Back to Jon's voice: "You don't have confidence goin' into this game, you won't do well in this game. I got all the confidence in the world, which is great. I've never, never suffered from lack of confidence (that's ok Jon...we suffer for you!). I have more alliances with more people number wise than anyone else in this game. At the same time, though, I really, really, really know, though, that only luck's going to get me to the very end. And that's the same with the ladies, I mean, like, confidence helps, but if you're not lucky, like, you're not takin' 'em home."

Back to campfire, Michelle asks, "Can we believe Jon's stories, girls?"

Trish answers, "Ya' know what, we believe 50% of them."

Jon says, "I got no reason to make 'em up."

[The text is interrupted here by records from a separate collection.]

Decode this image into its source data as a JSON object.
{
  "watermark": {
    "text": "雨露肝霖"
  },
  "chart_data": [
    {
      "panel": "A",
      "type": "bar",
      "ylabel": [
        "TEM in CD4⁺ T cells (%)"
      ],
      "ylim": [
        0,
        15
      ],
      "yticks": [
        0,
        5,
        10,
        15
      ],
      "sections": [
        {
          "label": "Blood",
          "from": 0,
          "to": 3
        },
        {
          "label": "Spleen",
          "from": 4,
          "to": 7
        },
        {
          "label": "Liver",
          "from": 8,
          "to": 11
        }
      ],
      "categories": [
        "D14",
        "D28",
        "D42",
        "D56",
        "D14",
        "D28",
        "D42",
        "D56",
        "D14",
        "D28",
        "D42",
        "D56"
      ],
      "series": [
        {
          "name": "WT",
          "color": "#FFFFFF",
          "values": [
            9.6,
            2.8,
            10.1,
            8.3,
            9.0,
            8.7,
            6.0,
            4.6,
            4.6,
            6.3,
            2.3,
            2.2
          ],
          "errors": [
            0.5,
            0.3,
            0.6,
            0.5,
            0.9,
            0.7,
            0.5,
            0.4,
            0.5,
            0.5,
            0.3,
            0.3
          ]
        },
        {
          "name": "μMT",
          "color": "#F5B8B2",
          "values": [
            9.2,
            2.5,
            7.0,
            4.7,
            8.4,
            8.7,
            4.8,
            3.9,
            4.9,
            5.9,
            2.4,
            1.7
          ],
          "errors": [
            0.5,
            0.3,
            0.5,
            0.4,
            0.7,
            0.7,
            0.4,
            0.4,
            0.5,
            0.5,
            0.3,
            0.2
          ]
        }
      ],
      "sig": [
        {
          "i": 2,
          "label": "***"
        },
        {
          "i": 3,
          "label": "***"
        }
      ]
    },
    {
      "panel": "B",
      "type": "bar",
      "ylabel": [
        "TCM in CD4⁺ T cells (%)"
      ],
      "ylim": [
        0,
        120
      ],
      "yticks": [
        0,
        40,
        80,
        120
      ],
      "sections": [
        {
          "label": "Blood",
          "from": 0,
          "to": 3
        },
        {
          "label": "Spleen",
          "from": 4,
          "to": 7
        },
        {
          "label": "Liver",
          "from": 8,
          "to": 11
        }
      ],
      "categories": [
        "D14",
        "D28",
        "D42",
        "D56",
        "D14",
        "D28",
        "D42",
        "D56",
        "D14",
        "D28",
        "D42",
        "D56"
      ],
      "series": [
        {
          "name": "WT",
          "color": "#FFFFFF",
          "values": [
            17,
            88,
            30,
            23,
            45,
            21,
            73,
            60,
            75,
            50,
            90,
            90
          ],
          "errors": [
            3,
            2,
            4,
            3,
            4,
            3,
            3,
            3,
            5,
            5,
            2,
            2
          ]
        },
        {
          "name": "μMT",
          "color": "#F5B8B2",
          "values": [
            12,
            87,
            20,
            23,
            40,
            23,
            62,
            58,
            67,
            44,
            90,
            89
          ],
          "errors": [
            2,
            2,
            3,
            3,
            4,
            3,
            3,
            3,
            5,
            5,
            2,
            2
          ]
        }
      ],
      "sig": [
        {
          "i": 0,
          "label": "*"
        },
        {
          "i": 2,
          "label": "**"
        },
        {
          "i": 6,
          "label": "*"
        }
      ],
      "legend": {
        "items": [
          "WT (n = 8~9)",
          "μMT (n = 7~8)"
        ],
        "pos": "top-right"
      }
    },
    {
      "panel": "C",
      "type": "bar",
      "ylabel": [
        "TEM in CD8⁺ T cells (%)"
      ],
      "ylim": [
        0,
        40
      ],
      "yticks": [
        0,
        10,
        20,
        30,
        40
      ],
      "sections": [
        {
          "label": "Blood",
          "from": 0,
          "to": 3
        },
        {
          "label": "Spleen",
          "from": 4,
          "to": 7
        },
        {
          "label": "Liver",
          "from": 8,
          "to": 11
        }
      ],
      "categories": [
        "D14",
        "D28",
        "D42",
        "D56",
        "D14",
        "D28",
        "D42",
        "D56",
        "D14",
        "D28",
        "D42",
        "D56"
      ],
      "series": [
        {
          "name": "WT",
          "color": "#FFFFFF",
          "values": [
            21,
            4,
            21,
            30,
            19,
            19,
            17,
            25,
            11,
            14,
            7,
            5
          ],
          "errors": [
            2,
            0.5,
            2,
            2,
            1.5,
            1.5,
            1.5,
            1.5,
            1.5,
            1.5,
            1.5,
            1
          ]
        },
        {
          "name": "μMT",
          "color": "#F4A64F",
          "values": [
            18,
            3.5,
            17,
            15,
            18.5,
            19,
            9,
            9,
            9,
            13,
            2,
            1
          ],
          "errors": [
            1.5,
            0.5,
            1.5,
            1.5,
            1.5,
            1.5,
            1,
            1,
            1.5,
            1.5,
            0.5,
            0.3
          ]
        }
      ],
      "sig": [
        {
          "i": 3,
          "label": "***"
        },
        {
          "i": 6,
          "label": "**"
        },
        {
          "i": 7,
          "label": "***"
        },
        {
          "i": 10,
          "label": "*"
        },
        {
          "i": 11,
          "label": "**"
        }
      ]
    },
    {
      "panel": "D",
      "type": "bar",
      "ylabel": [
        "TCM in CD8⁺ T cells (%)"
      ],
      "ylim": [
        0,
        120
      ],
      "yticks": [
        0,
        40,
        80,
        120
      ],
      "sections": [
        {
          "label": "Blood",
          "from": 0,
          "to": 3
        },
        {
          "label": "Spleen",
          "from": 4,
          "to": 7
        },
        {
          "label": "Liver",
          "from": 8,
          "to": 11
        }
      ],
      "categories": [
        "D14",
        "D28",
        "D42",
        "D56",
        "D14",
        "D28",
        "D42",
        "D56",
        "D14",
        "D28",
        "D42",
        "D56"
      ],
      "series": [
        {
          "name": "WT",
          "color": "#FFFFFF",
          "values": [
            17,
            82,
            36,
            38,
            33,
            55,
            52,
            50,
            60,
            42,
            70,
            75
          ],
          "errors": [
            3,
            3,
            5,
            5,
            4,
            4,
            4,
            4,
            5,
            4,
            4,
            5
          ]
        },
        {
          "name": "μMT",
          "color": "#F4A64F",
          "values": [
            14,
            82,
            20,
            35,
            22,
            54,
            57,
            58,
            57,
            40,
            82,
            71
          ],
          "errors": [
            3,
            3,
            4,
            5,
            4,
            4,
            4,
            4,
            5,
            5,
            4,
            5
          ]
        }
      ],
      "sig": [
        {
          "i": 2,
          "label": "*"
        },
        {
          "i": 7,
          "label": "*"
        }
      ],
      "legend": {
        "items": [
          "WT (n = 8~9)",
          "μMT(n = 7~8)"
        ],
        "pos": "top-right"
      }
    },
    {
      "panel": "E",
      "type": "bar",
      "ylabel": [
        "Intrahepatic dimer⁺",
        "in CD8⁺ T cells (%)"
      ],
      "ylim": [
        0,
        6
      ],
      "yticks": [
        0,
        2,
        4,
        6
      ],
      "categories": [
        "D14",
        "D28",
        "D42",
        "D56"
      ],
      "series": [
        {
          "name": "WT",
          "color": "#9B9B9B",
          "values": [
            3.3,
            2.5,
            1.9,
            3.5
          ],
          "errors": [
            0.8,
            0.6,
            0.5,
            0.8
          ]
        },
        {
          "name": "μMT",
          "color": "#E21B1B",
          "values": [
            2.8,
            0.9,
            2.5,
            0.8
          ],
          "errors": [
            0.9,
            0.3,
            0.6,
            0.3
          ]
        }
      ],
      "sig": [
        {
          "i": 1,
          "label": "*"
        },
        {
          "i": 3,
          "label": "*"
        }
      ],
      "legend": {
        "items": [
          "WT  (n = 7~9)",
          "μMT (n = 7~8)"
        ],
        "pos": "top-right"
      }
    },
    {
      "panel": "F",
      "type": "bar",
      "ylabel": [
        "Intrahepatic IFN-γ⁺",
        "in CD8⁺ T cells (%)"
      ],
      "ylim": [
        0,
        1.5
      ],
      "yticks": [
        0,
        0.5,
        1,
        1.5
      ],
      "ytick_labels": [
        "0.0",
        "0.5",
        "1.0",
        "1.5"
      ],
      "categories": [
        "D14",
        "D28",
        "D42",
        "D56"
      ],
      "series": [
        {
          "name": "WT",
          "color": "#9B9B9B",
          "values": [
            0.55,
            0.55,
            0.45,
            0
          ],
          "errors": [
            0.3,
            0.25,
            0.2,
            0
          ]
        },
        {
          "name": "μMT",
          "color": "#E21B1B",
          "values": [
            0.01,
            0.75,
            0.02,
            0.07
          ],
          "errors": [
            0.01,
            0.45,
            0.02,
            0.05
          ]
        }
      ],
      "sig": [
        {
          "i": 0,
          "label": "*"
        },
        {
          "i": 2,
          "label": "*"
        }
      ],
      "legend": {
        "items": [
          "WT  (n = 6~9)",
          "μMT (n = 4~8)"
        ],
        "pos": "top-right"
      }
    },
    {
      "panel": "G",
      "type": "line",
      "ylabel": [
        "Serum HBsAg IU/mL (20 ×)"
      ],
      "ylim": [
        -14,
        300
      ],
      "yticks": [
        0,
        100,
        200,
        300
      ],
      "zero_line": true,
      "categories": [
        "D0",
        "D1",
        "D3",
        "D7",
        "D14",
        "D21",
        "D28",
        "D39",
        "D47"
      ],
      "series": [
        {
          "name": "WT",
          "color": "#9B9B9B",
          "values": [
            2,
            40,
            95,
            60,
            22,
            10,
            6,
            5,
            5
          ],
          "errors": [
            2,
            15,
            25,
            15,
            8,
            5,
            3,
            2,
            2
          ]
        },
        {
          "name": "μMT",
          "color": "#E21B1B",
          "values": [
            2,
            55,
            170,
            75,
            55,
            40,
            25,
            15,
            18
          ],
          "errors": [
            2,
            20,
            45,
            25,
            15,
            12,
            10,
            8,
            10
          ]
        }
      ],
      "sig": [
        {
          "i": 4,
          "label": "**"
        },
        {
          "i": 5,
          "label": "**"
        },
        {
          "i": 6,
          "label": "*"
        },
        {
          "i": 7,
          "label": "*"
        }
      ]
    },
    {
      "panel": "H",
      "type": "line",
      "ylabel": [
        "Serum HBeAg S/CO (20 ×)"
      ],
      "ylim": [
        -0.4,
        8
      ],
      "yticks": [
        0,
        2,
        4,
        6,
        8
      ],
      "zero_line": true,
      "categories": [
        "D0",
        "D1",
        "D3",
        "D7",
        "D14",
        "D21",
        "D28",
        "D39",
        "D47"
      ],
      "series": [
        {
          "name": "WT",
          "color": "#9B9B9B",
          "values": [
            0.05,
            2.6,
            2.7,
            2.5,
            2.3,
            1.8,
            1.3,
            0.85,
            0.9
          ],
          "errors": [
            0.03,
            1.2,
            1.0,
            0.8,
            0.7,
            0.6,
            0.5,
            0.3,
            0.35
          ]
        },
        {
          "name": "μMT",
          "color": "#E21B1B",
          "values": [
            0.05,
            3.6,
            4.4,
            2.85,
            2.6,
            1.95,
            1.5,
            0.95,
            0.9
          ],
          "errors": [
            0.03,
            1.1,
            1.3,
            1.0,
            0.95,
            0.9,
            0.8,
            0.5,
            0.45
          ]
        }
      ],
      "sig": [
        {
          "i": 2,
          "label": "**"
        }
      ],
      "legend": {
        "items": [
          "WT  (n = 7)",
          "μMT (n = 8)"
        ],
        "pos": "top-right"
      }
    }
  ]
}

Well...I can think any number of reasons, but that's just me! :)

Pamy

Saturday, October 18, 2003 - 11:32 am EditMoveDeleteIP
Thanks Teach!!! Great summaries!!!

Enigma2

Saturday, October 18, 2003 - 11:47 am EditMoveDeleteIP
Thanks, Teachmichigan.

I'm proud of 'my' Trish. She is sort-of encouraging Joh to jump-off-the-cliff into a detailed expossure of his owns sordidness.

Not1worry

Saturday, October 18, 2003 - 12:16 pm EditMoveDeleteIP
Yes, I admire Trish for knowing how to handle him. I'd probably react more like Sandra and tell him what an idiot he is. Jon will think Trish is in awe of him right up until his torch is snuffed. In tiny doses I suppose he could be amusing, but no stretch of the imagination could make him attractive that I can see.

Teachmichigan

Saturday, October 18, 2003 - 02:09 pm EditMoveDeleteIP
Oops...I didn't make it clear. Sandra said those things to the camera! The only thing she said she was with Jon was that he was a player.